Scientists found evidence of phosphorous monoxide in 67P/Churyumov-Gerasimenko, a comet belonging to the Jupiter family.

While phosphorus is considered one of the key ingredients of life alongside, carbon, hydrogen, nitrogen, oxygen and sulphur, how it arrived on the early Earth has remained a mystery to astronomers.

Victor Rivilla, of the National Institute for Astrophysics’s Arcetri Astrophysical Observatory in Italy and the lead author on the study, said: “Life appeared on Earth about four billion years ago but we still do not know the processes that made it possible.”

The star-forming region AFGL 5142 in the constellation of Auriga (Rivilla et al/Alma/ESO)
The star-forming region AFGL 5142 in the constellation of Auriga (Rivilla et al/Alma/ESO)

To find out more, an international team of astronomers used a group of telescopes in Chile called the Atacama Large Millimeter/Submillimeter Array (Alma) to study a region in the constellation of Auriga known as AFGL 5142, where stars are being formed.
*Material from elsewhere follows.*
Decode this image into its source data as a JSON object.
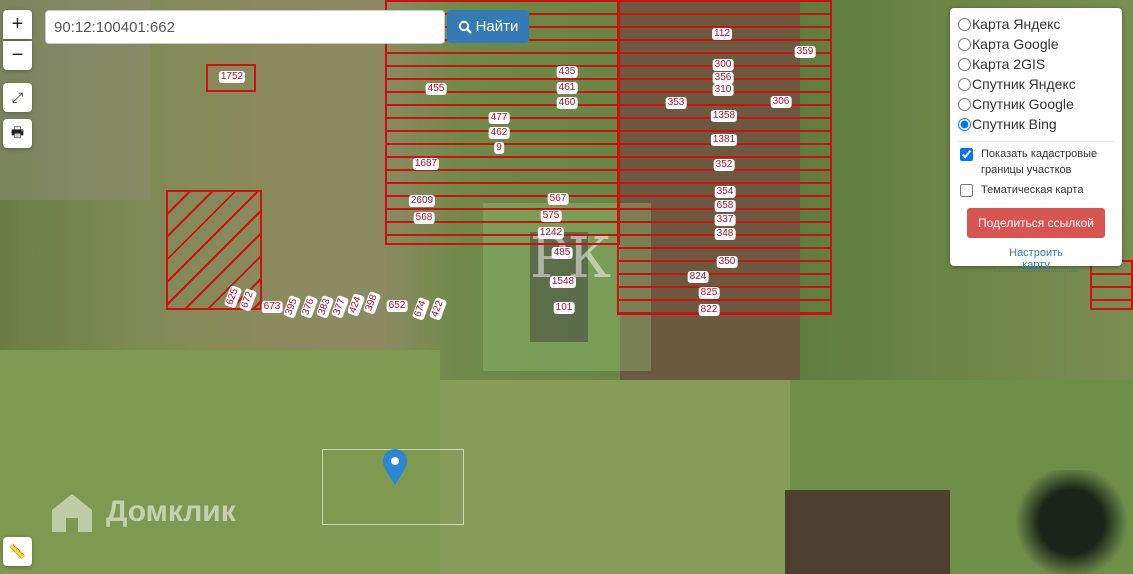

Observations showed that when massive stars are formed, they open up cavities in the surrounding interstellar clouds of gas and dust where phosphorus-based compounds, such as phosphorous monoxide, are created.

The astronomers then looked at data from the European Space Agency’s probe Rosetta, which was launched in 2004 to study 67P, and found evidence of phosphorous monoxide.

They say the findings allowed them to trace the journey of phosphorus from star-forming regions to comets.

Comet 67P/Churyumov–Gerasimenko (ESA/Rosetta)
Comet 67P/Churyumov–Gerasimenko (ESA/Rosetta)

The astronomers believe that when cavity walls in the interstellar clouds collapse to form a star, phosphorus monoxide can get trapped in the icy dust grains that remain around the new star.

Those dust grains gradually come together to form pebbles, rocks and ultimately comets, which then become transporters of phosphorus monoxide.

Kathrin Altwegg, of the University of Bern in Switzerland and one of the study authors, said: “Phosphorus is essential for life as we know it.

“As comets most probably delivered large amounts of organic compounds to the Earth, the phosphorus monoxide found in comet 67P may strengthen the link between comets and life on Earth.”

The study is published in the journal Monthly Notices of the Royal Astronomical Society.